Cannot run hive queries with wmfdata package and spark
Closed, ResolvedPublic

Description

The notebook I use for Growth team reporting is not running like it did last week. I believe the error has something do with changes in wmfdata package or with the spark.

My notebook is located at notebook1004.eqiad.wmnet:/user/mmiller/notebooks/homepage_reporting-2020-01-06.ipynb.

I am trying to run hive.run commands with these parameters:

spark_master = 'yarn',
spark_config = {'spark.driver.memory': '8g',
                'spark.executor.memory' : '2g'})

These are the errors I see:

image.png (400×873 px, 82 KB)

image.png (70×716 px, 14 KB)

Event Timeline

MMiller_WMF renamed this task from Cannot run notebook with wmfdata package and spark to Cannot run hive queries with wmfdata package and spark.Jan 13 2020, 10:46 PM
MMiller_WMF created this task.
MMiller_WMF updated the task description. (Show Details)

I've started working on this. I have successfully reproduced the problem, so I should be able to put out a fix within the next couple of hours.

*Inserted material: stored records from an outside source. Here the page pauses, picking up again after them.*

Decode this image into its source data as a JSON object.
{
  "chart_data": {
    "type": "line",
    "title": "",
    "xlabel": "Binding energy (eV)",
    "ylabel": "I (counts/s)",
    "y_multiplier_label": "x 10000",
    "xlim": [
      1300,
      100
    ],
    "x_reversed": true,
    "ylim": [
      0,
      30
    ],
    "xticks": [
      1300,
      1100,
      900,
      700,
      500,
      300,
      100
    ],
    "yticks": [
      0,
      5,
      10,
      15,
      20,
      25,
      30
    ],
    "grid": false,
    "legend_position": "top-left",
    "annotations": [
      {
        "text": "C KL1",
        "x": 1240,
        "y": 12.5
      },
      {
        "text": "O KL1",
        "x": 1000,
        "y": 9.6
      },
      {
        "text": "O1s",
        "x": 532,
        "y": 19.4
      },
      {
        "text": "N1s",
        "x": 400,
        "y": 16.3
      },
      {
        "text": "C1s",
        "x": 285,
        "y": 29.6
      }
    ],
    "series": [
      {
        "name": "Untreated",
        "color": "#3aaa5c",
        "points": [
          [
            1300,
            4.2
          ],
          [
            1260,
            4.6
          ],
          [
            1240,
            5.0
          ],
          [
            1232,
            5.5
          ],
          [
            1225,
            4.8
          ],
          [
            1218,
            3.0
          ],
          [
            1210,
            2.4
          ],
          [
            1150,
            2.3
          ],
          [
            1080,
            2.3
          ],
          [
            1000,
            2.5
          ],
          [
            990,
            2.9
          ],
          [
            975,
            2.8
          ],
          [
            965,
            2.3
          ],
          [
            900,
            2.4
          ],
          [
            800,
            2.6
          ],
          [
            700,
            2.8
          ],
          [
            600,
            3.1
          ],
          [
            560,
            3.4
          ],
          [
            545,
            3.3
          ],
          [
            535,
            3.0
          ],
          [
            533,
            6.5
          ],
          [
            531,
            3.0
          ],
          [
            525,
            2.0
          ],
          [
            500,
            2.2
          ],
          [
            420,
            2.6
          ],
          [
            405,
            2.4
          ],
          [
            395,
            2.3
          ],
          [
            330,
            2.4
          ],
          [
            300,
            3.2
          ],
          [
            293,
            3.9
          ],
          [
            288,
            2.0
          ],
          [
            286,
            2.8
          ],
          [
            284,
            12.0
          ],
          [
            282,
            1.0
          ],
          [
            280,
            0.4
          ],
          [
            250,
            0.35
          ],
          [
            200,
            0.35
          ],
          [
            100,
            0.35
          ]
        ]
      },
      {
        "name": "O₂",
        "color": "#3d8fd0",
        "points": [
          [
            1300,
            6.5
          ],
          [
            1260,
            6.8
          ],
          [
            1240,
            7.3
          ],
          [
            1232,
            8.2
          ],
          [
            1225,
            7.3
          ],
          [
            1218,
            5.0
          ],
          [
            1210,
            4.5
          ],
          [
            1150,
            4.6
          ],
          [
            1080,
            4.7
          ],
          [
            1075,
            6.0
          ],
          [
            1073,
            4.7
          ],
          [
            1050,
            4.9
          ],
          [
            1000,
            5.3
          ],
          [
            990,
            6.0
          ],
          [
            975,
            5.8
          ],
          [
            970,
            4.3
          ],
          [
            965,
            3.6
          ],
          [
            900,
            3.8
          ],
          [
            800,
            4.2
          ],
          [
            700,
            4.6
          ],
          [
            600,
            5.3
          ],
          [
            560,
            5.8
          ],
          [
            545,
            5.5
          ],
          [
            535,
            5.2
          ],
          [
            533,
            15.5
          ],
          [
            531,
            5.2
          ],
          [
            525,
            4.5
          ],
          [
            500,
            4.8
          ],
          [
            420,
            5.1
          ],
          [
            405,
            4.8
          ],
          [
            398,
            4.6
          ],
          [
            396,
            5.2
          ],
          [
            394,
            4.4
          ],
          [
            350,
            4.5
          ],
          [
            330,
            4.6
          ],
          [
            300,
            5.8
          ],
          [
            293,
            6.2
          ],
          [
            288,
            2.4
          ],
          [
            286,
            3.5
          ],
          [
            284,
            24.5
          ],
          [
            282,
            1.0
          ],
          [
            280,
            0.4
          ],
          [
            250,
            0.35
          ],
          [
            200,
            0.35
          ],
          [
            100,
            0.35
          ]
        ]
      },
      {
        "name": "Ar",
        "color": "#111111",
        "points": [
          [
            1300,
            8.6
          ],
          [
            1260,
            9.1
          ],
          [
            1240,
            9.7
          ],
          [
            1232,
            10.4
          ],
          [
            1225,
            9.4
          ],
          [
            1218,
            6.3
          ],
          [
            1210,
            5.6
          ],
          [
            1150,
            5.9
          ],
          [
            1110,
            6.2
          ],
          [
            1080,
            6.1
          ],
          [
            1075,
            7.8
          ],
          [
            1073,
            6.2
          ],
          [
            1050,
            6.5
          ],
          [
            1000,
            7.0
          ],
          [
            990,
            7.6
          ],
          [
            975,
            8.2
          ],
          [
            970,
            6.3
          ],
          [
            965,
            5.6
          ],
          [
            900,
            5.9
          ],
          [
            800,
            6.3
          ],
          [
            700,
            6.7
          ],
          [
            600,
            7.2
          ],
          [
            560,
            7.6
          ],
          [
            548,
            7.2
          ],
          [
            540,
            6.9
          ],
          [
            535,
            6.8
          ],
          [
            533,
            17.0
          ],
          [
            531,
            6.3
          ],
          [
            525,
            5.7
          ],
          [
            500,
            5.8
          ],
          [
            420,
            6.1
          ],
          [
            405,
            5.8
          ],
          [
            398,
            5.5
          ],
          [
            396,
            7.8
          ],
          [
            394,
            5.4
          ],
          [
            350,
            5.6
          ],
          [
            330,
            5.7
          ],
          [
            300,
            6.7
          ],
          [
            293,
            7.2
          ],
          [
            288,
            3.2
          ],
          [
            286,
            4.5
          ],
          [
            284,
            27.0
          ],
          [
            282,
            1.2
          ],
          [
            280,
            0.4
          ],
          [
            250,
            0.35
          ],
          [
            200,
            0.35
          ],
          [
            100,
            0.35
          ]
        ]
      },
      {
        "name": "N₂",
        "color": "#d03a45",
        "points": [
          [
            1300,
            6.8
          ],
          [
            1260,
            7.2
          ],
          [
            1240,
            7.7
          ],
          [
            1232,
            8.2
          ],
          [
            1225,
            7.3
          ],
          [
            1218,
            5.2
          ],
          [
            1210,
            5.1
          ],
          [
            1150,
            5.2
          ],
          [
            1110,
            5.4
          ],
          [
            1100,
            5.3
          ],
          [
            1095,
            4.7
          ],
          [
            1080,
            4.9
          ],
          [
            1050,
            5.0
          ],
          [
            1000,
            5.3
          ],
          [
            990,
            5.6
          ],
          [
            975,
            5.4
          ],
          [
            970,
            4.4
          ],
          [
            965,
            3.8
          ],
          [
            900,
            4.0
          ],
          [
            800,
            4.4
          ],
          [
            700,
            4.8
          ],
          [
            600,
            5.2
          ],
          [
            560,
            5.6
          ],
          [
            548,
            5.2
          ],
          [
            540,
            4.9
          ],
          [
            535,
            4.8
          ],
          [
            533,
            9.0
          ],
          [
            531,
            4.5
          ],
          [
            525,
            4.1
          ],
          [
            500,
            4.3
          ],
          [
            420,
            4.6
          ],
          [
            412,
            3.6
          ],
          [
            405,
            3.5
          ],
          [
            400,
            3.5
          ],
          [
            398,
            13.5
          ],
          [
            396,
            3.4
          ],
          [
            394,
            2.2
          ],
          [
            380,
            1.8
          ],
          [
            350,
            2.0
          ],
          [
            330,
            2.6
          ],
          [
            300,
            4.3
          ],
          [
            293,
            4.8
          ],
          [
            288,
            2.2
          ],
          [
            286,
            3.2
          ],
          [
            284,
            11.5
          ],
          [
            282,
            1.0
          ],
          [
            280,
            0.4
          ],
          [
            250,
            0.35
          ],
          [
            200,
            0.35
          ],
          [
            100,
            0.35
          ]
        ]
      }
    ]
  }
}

nshahquinn-wmf claimed this task.

Okay, I've fixed the ImportError with this commit. We made a change to how we declared the package's version that caused it to try to import some of its dependencies before they had actually been installed.

I'm not sure about the Py4JJavaError; it seems like your connection to Spark was closed before the query finished running. I don't think you could have encountered it in the same session as the ImportError because the ImportError caused the installation to fail totally.

@MMiller_WMF, if you run into any further problems after upgrading to the latest version, please let me know!